Monitors a token signal via webhook, aggregates crypto headlines from major sources, analyzes sentiment with GPT-4o, and returns a Telegram-ready summary via webhook.
End-to-end, the AI agent ingests a token symbol, gathers headlines from diverse crypto news sources, assesses sentiment using GPT-4o, and produces a concise Telegram-friendly briefing. It filters out noise by token relevance and highlights the most impactful headlines. The final output is a structured message containing sentiment, a brief summary, and source references delivered via webhook.
Delivers a token-focused sentiment briefing from a live news pool.
Extracts the token symbol from the webhook payload.
Aggregates headlines from nine-plus crypto news sources.
Filters articles to include only those mentioning the specified token.
Builds a GPT-4o prompt using the filtered headlines.
Summarizes the news and assigns a sentiment (bullish/neutral/bearish).
Formats output for a Telegram message and returns it via webhook.
Before: you manually monitor dozens of crypto news sites for token mentions and struggle to extract sentiment. After: you receive an automatic, token-specific sentiment briefing with top headlines delivered to Telegram.
A simple 3-step process anyone can follow.
The AI agent accepts a JSON payload with the token symbol and starts processing.
The AI agent pulls headlines from multiple sources, filters for the token, and builds a token-focused prompt.
GPT-4o analyzes sentiment, creates a concise summary, and formats a Telegram-ready message for webhook delivery.
A realistic run showing input, processing, and output.

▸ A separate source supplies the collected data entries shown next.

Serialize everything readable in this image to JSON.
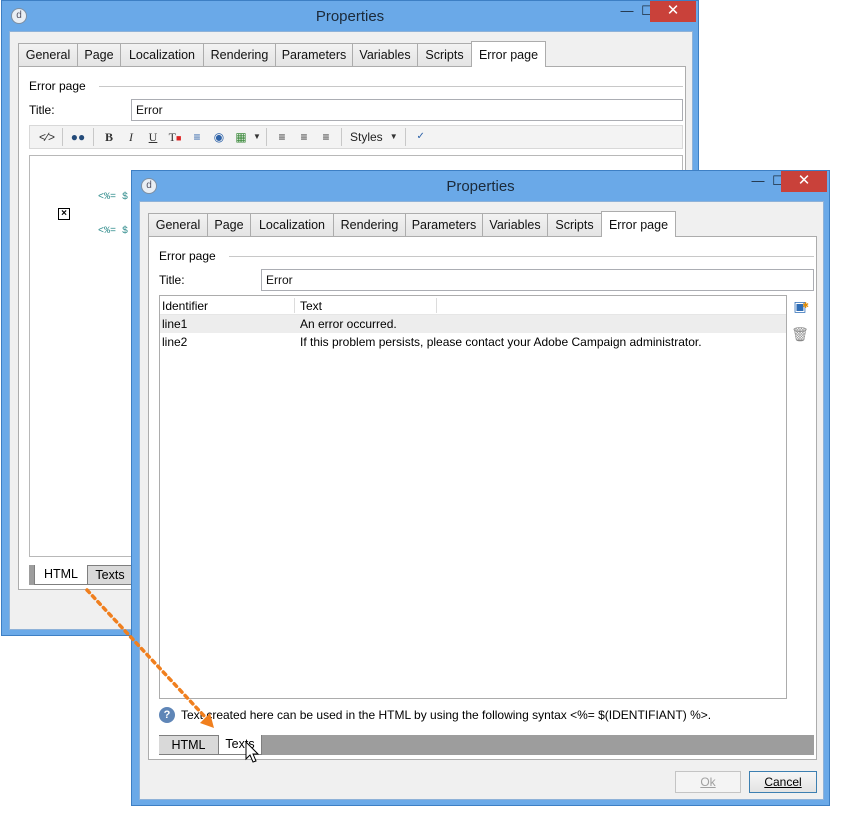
{
  "back_window": {
    "title": "Properties",
    "tabs": [
      "General",
      "Page",
      "Localization",
      "Rendering",
      "Parameters",
      "Variables",
      "Scripts",
      "Error page"
    ],
    "active_tab": "Error page",
    "section_label": "Error page",
    "title_label": "Title:",
    "title_value": "Error",
    "toolbar": {
      "styles_label": "Styles"
    },
    "editor_lines": [
      "<%= $",
      "<%= $"
    ],
    "bottom_tabs": [
      "HTML",
      "Texts"
    ]
  },
  "front_window": {
    "title": "Properties",
    "tabs": [
      "General",
      "Page",
      "Localization",
      "Rendering",
      "Parameters",
      "Variables",
      "Scripts",
      "Error page"
    ],
    "active_tab": "Error page",
    "section_label": "Error page",
    "title_label": "Title:",
    "title_value": "Error",
    "grid": {
      "columns": [
        "Identifier",
        "Text"
      ],
      "rows": [
        {
          "identifier": "line1",
          "text": "An error occurred."
        },
        {
          "identifier": "line2",
          "text": "If this problem persists, please contact your Adobe Campaign administrator."
        }
      ]
    },
    "hint": "Text created here can be used in the HTML by using the following syntax <%= $(IDENTIFIANT) %>.",
    "bottom_tabs": [
      "HTML",
      "Texts"
    ],
    "buttons": {
      "ok": "Ok",
      "cancel": "Cancel"
    }
  },
  "colors": {
    "window_frame": "#6aa9e8",
    "close_button": "#c9413a",
    "arrow": "#f07f1e"
  }
}
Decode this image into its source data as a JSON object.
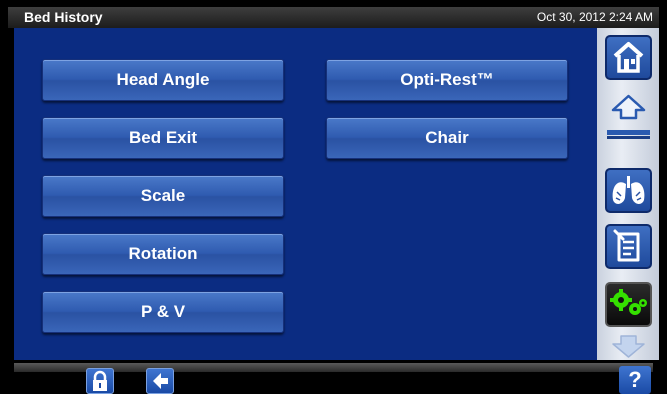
{
  "titlebar": {
    "title": "Bed History",
    "datetime": "Oct 30, 2012 2:24 AM"
  },
  "menu": {
    "head_angle": "Head Angle",
    "bed_exit": "Bed Exit",
    "scale": "Scale",
    "rotation": "Rotation",
    "p_and_v": "P & V",
    "opti_rest": "Opti-Rest™",
    "chair": "Chair"
  },
  "sidebar": {
    "icons": [
      "home-icon",
      "scroll-up-icon",
      "lungs-icon",
      "clipboard-icon",
      "gears-icon",
      "scroll-down-icon"
    ]
  },
  "bottombar": {
    "icons": [
      "lock-icon",
      "back-arrow-icon"
    ],
    "help_label": "?"
  },
  "colors": {
    "background": "#0b2c82",
    "button": "#2f5bb0",
    "gears": "#35e000"
  }
}
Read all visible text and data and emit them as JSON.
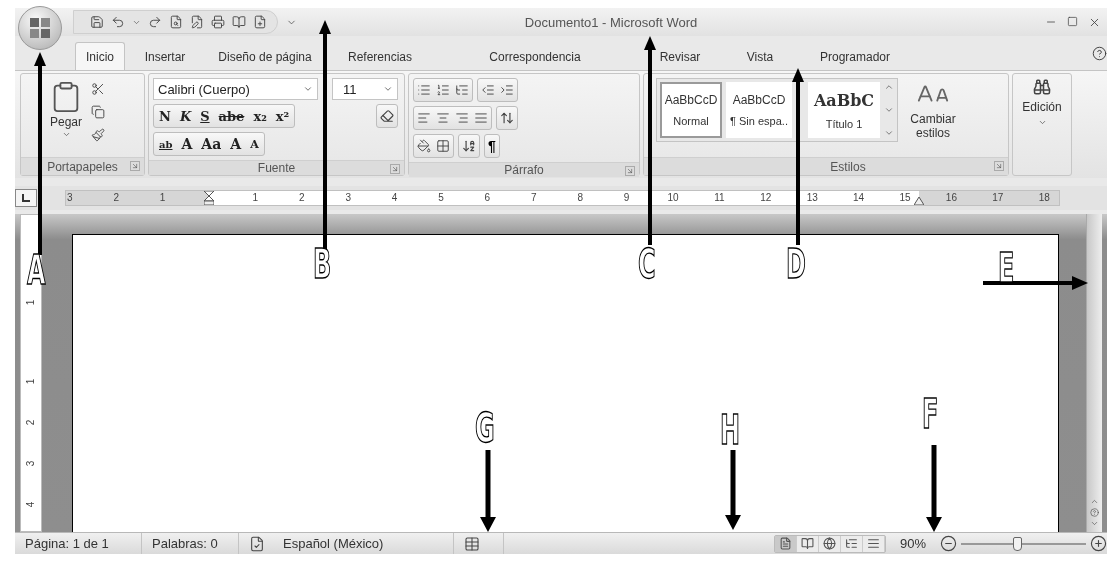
{
  "window": {
    "title": "Documento1 - Microsoft Word"
  },
  "tabs": [
    {
      "label": "Inicio",
      "selected": true
    },
    {
      "label": "Insertar",
      "selected": false
    },
    {
      "label": "Diseño de página",
      "selected": false
    },
    {
      "label": "Referencias",
      "selected": false
    },
    {
      "label": "Correspondencia",
      "selected": false
    },
    {
      "label": "Revisar",
      "selected": false
    },
    {
      "label": "Vista",
      "selected": false
    },
    {
      "label": "Programador",
      "selected": false
    }
  ],
  "ribbon": {
    "clipboard": {
      "title": "Portapapeles",
      "paste": "Pegar"
    },
    "font": {
      "title": "Fuente",
      "font_name": "Calibri (Cuerpo)",
      "font_size": "11",
      "format_buttons": [
        "N",
        "K",
        "S",
        "abe",
        "x₂",
        "x²"
      ],
      "effects": [
        "ab",
        "A",
        "Aa",
        "A",
        "A"
      ]
    },
    "paragraph": {
      "title": "Párrafo",
      "pilcrow": "¶"
    },
    "styles": {
      "title": "Estilos",
      "gallery": [
        {
          "preview": "AaBbCcD",
          "name": "Normal",
          "selected": true
        },
        {
          "preview": "AaBbCcD",
          "name": "¶ Sin espa..",
          "selected": false
        },
        {
          "preview": "AaBbC",
          "name": "Título 1",
          "selected": false
        }
      ],
      "change_styles": "Cambiar estilos"
    },
    "editing": {
      "label": "Edición"
    }
  },
  "ruler": {
    "left_marks": [
      "3",
      "2",
      "1"
    ],
    "right_marks": [
      "1",
      "2",
      "3",
      "4",
      "5",
      "6",
      "7",
      "8",
      "9",
      "10",
      "11",
      "12",
      "13",
      "14",
      "15",
      "16",
      "17",
      "18"
    ]
  },
  "vertical_ruler": {
    "marks": [
      "1",
      "1",
      "2",
      "3",
      "4"
    ]
  },
  "status_bar": {
    "page": "Página: 1 de 1",
    "words": "Palabras: 0",
    "language": "Español (México)",
    "views": [
      {
        "kind": "print",
        "selected": true
      },
      {
        "kind": "reading",
        "selected": false
      },
      {
        "kind": "web",
        "selected": false
      },
      {
        "kind": "outline",
        "selected": false
      },
      {
        "kind": "draft",
        "selected": false
      }
    ],
    "zoom": "90%",
    "zoom_slider": {
      "level": 0.45
    }
  },
  "annotations": [
    {
      "letter": "A"
    },
    {
      "letter": "B"
    },
    {
      "letter": "C"
    },
    {
      "letter": "D"
    },
    {
      "letter": "E"
    },
    {
      "letter": "F"
    },
    {
      "letter": "G"
    },
    {
      "letter": "H"
    }
  ]
}
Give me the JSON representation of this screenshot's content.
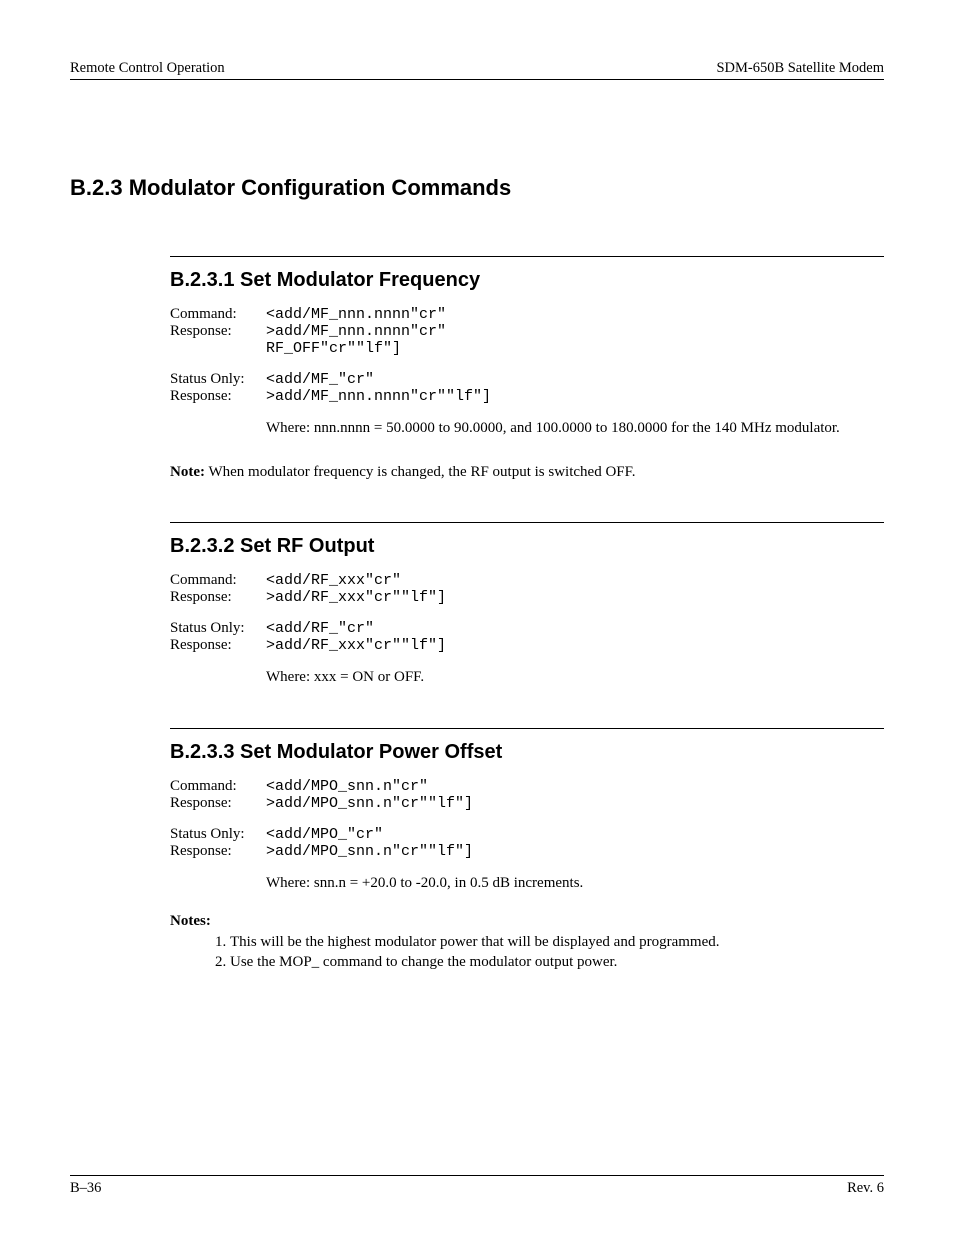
{
  "header": {
    "left": "Remote Control Operation",
    "right": "SDM-650B Satellite Modem"
  },
  "title": "B.2.3  Modulator Configuration Commands",
  "sections": [
    {
      "heading": "B.2.3.1  Set Modulator Frequency",
      "rows": [
        {
          "label": "Command:",
          "code": "<add/MF_nnn.nnnn\"cr\""
        },
        {
          "label": "Response:",
          "code": ">add/MF_nnn.nnnn\"cr\""
        },
        {
          "label": "",
          "code": "RF_OFF\"cr\"\"lf\"]"
        },
        {
          "spacer": true
        },
        {
          "label": "Status Only:",
          "code": "<add/MF_\"cr\""
        },
        {
          "label": "Response:",
          "code": ">add/MF_nnn.nnnn\"cr\"\"lf\"]"
        }
      ],
      "explain": "Where: nnn.nnnn = 50.0000 to 90.0000, and 100.0000 to 180.0000 for the 140 MHz modulator.",
      "note_bold": "Note:",
      "note_text": " When modulator frequency is changed, the RF output is switched OFF."
    },
    {
      "heading": "B.2.3.2  Set RF Output",
      "rows": [
        {
          "label": "Command:",
          "code": "<add/RF_xxx\"cr\""
        },
        {
          "label": "Response:",
          "code": ">add/RF_xxx\"cr\"\"lf\"]"
        },
        {
          "spacer": true
        },
        {
          "label": "Status Only:",
          "code": "<add/RF_\"cr\""
        },
        {
          "label": "Response:",
          "code": ">add/RF_xxx\"cr\"\"lf\"]"
        }
      ],
      "explain": "Where: xxx = ON or OFF."
    },
    {
      "heading": "B.2.3.3  Set Modulator Power Offset",
      "rows": [
        {
          "label": "Command:",
          "code": "<add/MPO_snn.n\"cr\""
        },
        {
          "label": "Response:",
          "code": ">add/MPO_snn.n\"cr\"\"lf\"]"
        },
        {
          "spacer": true
        },
        {
          "label": "Status Only:",
          "code": "<add/MPO_\"cr\""
        },
        {
          "label": "Response:",
          "code": ">add/MPO_snn.n\"cr\"\"lf\"]"
        }
      ],
      "explain": "Where: snn.n = +20.0 to -20.0, in 0.5 dB increments.",
      "notes_label": "Notes:",
      "notes_items": [
        "This will be the highest modulator power that will be displayed and programmed.",
        "Use the MOP_ command to change the modulator output power."
      ]
    }
  ],
  "footer": {
    "left": "B–36",
    "right": "Rev. 6"
  }
}
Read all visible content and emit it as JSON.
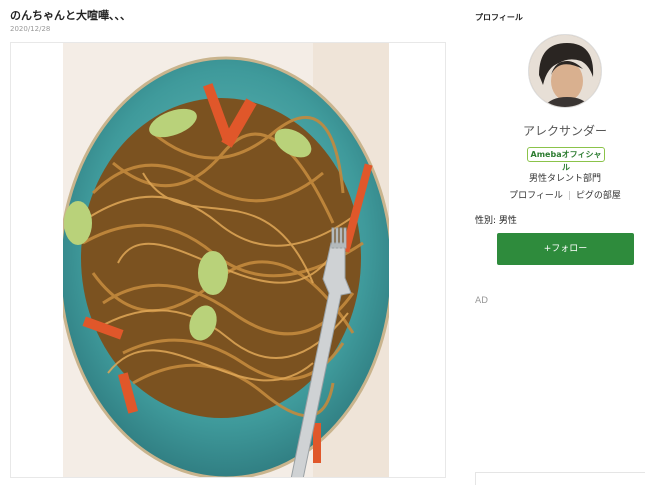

Scenario: Trigger with ETH via webhook at 09:15 UTC. The AI agent fetches 12 headlines from major sources, identifies sentiment as Neutral, and returns a Telegram-ready message listing the top three headlines with sentiment and source references. Output is delivered back through the webhook to the caller for immediate distribution to a Telegram chat.
Roles that gain token-level sentiment insights.
Requires token-specific sentiment context to time entries and risk controls.
Needs automated sentiment briefs to accelerate multi-token analysis.
Wants real-time mood overlays to adjust exposure quickly.
Integrates Telegram alerts into existing alerting workflows.
Gains quick sentiment cues without manual curation.
Monitors market mood to inform risk controls and hedging decisions.
Core tools that power data flow and delivery.
Provide headline data; aggregated headlines are filtered by token.
Performs sentiment analysis and concise summarization on filtered headlines.
Delivers the Telegram-ready message to the chosen chat or channel.
Receives the token signal and triggers the AI agent workflow.
Common, concrete scenarios for rapid value.
Practical answers to common concerns.
The agent pulls headlines from multiple crypto news sources, typically nine or more, including major outlets. It then filters content for the specified token. Sentiment is computed at the article level and consolidated into a token-level view. The system is designed to surface the most relevant articles for quick decision making. Non-article posts are filtered out to keep results precise.
Yes. The webhook payload should include the target token symbol, such as ETH or BTC. The agent validates token format and filters headlines accordingly. You can trigger sentiment checks for any supported token through the same interface. There is no hard cap on the number of tokens per session, but practical limits depend on the data sources.
Sentiment is derived using GPT-4o on the curated headlines. The model assigns a polarity (bullish, neutral, bearish) based on headline language and context. The summary includes a concise rationale for the sentiment. This approach emphasizes reliability by aggregating multiple articles rather than relying on a single source.
The output is a Telegram-ready message with a sentiment tag, a brief summary, and top headlines. It is delivered via webhook to the calling system and can be routed to a Telegram chat or bot. The message uses consistent formatting to facilitate quick scanning. You can customize the message formatting as part of your integration.
Telegram is the primary delivery channel in this workflow, but the system is designed to be adaptable. If you need alternate channels, you can replace the formatter with your preferred endpoint. The underlying data and sentiment logic remain the same. This flexibility allows you to retain a familiar alerting path while benefiting from automation.
Performance depends on webhook frequency and the number of headlines retrieved per token. The system processes headlines quickly using GPT-4o, but large token sets may take longer. Rate limiting is configured to prevent excessive requests to data sources. You can tune source selection and batch sizes to balance speed and depth of the briefing.
First, verify the webhook endpoint is reachable and authorized. Check input payload format and ensure the token symbol is valid. Review source feeds and confirm they are returning headlines. If sentiment analysis fails, test with a single known headline to isolate the issue. Logs should indicate where in the flow the error occurred, enabling targeted fixes.
Monitors a token signal via webhook, aggregates crypto headlines from major sources, analyzes sentiment with GPT-4o, and returns a Telegram-ready summary via webhook.